Feel the burn …
This article is part of a series on GPT-2. It’s best if you start in the beginning. The links are located at the bottom of the page.
The existing resources for GPT-2’s architecture are very good, but are written for experienced scientists and developers. This article is a concept roadmap to make GPT-2 more accessible to technically minded people who have not had formally schooling in the Natural Language Processing (NLP). It contains the best resources I discovered while learning about GPT-2.
- Linear Algebra — specifically matrix multiplication, vectors, and projections from one space onto another space with fewer dimensions
- Statistics — specifically probability distributions
- General Machine Learning Concepts — specifically supervised learning and unsupervised learning
- Neural Nets — general information about how each part works
- Training Neural Nets — general information about how training works specifically gradient descent, optimizers, back propagation, and updating weights.
Relevant concepts that underpin GPT-2 but don’t talk specifically about it. The amount of time after the title is the amount of time that I spent on each resource.
- Activation Functions (1/2 hr) — For each neuron, given an input and a weight (something to apply to that input), it should have a way to decide whether to fire or not. Current best activation functions are softmax (typically only used for output layer), relu, and swish, because they are efficient for computing gradients.
- Softmax Function (1 hr) — The softmax function maps a vector of real numbers to a vector of probability distributions. On the linked page look at the intro and the examples sections.
- Normalization (1 hr)—The act of controlling the mean and variance to make the learning (training) more effective, though the exact mechanics are not well understood. The intuitive explanation is that it makes the loss surface smoother and thus easier to navigate in a consistent way. There are different types of normalization including batch, layer, instance, and group. The transformer architecture uses layer normalization.
- Cross-Entropy Loss (1/2 hr)— Cross-entropy loss, or log loss, measures the performance of a classification model whose output is a probability value between 0 and 1. Cross-entropy loss increases as the predicted probability diverges from the actual label. So predicting a probability of .012 when the actual observation label is 1 would be bad and result in a high loss value. A perfect model would have a log loss of 0.
For the truly dedicated, the best approach is to learn about transformer class of NLP models (of which GPT-2 is one) and then proceed from there to the GPT-2. They would start with the first in class detailed in Attention is All You Need. The architecture described, the transformer, vastly simplified the existing state-of-the-art architecture by removing recurrent neural nets and convolution. They would then proceed to Open AI’s paper for GPT, Improving Language Understanding by Generative Pre-Training. Open AI simplifies the architecture even more by replacing the encoder-decoder blocks with only decoder blocks. Finally, they would read OpenAI’s paper for GPT-2, Language Models are Unsupervised Multitask Learners. There are very few changes between GPT and GPT-2. GPT-2 mostly just showcases what a transformer can do when deployed with many decoder blocks applied sequentially.

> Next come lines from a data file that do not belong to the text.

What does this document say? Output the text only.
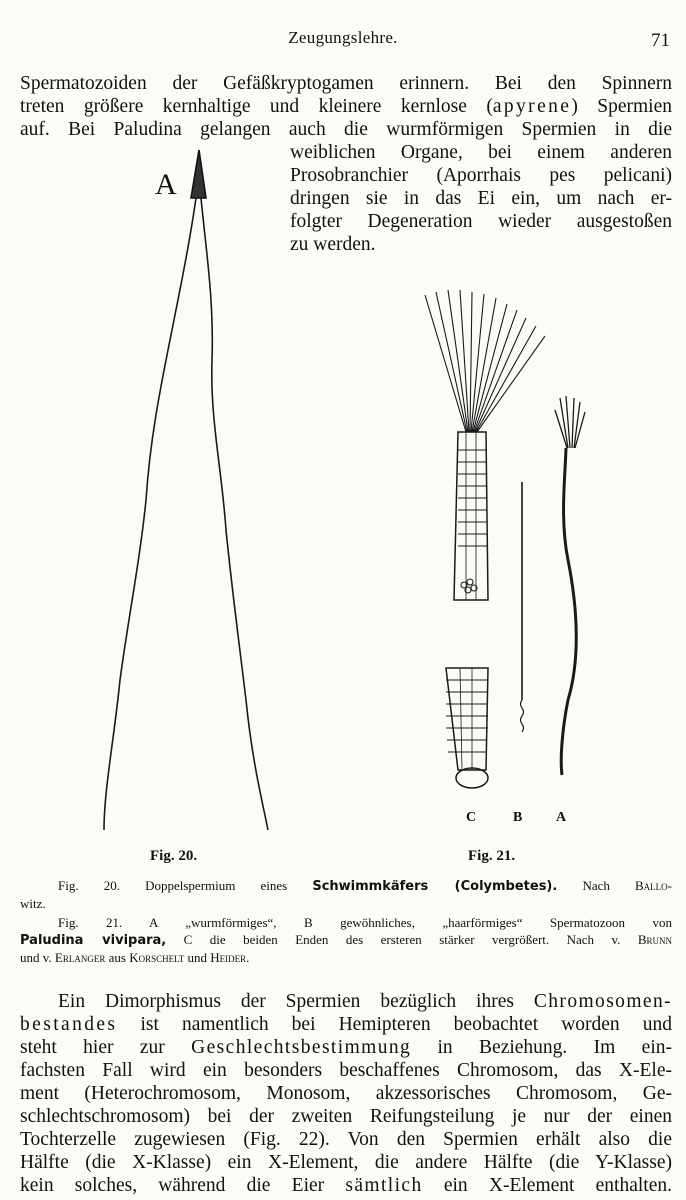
Zeugungslehre.	71

Spermatozoiden der Gefäßkryptogamen erinnern. Bei den Spinnern

treten größere kernhaltige und kleinere kernlose (apyrene) Spermien

auf. Bei Paludina gelangen auch die wurmförmigen Spermien in die

weiblichen Organe, bei einem anderen

Prosobranchier (Aporrhais pes pelicani)

dringen sie in das Ei ein, um nach er-

folgter Degeneration wieder ausgestoßen

zu werden.

A
C	B A
Fig. 20.	Fig. 21.

Fig. 20. Doppelspermium eines Schwimmkäfers (Colymbetes). Nach Ballo-

witz.

Fig. 21. A „wurmförmiges“, B gewöhnliches, „haarförmiges“ Spermatozoon von

Paludina vivipara, C die beiden Enden des ersteren stärker vergrößert. Nach v. Brunn

und v. Erlanger aus Korschelt und Heider.

Ein Dimorphismus der Spermien bezüglich ihres Chromosomen-

bestandes ist namentlich bei Hemipteren beobachtet worden und

steht hier zur Geschlechtsbestimmung in Beziehung. Im ein-

fachsten Fall wird ein besonders beschaffenes Chromosom, das X-Ele-

ment (Heterochromosom, Monosom, akzessorisches Chromosom, Ge-

schlechtschromosom) bei der zweiten Reifungsteilung je nur der einen

Tochterzelle zugewiesen (Fig. 22). Von den Spermien erhält also die

Hälfte (die X-Klasse) ein X-Element, die andere Hälfte (die Y-Klasse)

kein solches, während die Eier sämtlich ein X-Element enthalten.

For the pragmatic learner, it is enough to read from abstract through approach sections and skim the results section from Language Models are Unsupervised Multitask Learners.
Transformers and GPT-2 specific explanations and concepts:
- The Illustrated Transformer (8 hr)— This is the original transformer described in Attention is All You Need. Pay special attention to self-attention. Don’t get thrown off by the author addressing embedding with time signal in two separate sections. Remember embedding with time signal actually comes after tokenization.
- The Illustrated GPT-2 (2 hr) — This describes GPT-2 in detail.
- Temperature Sampling, Top K Sampling, Top P Sampling — Ignore the specific implementations in the transformers library and focus on the explanations for the different types of sampling.
Well done! You are through the hardest part. Now it’s time to learn some new tools prior to fine-tuning GPT-2.
Articles in the series:
Everything GPT-2: 0. Intro
Everything GPT-2: 1. Architecture Overview
Everything GPT-2: 2. Architecture In-Depth
Everything GPT-2: 3. Tools
Everything GPT-2: 4. Data Preparation
Everything GPT-2: 5. Fine-Tuning
Everything GPT-2: 6. Optimizations
Everything GPT-2: 7. Production
All resources for articles in the series are centralized in this google drive folder.
(Aside) Think this stuff is pretty tough? So did I! I spent about 14 hours spread out across across 2 days to understand about 80 percent of it, and another month of working with it, rereading the papers and googling to get 15 percent more. I think the last five percent is for PhDs.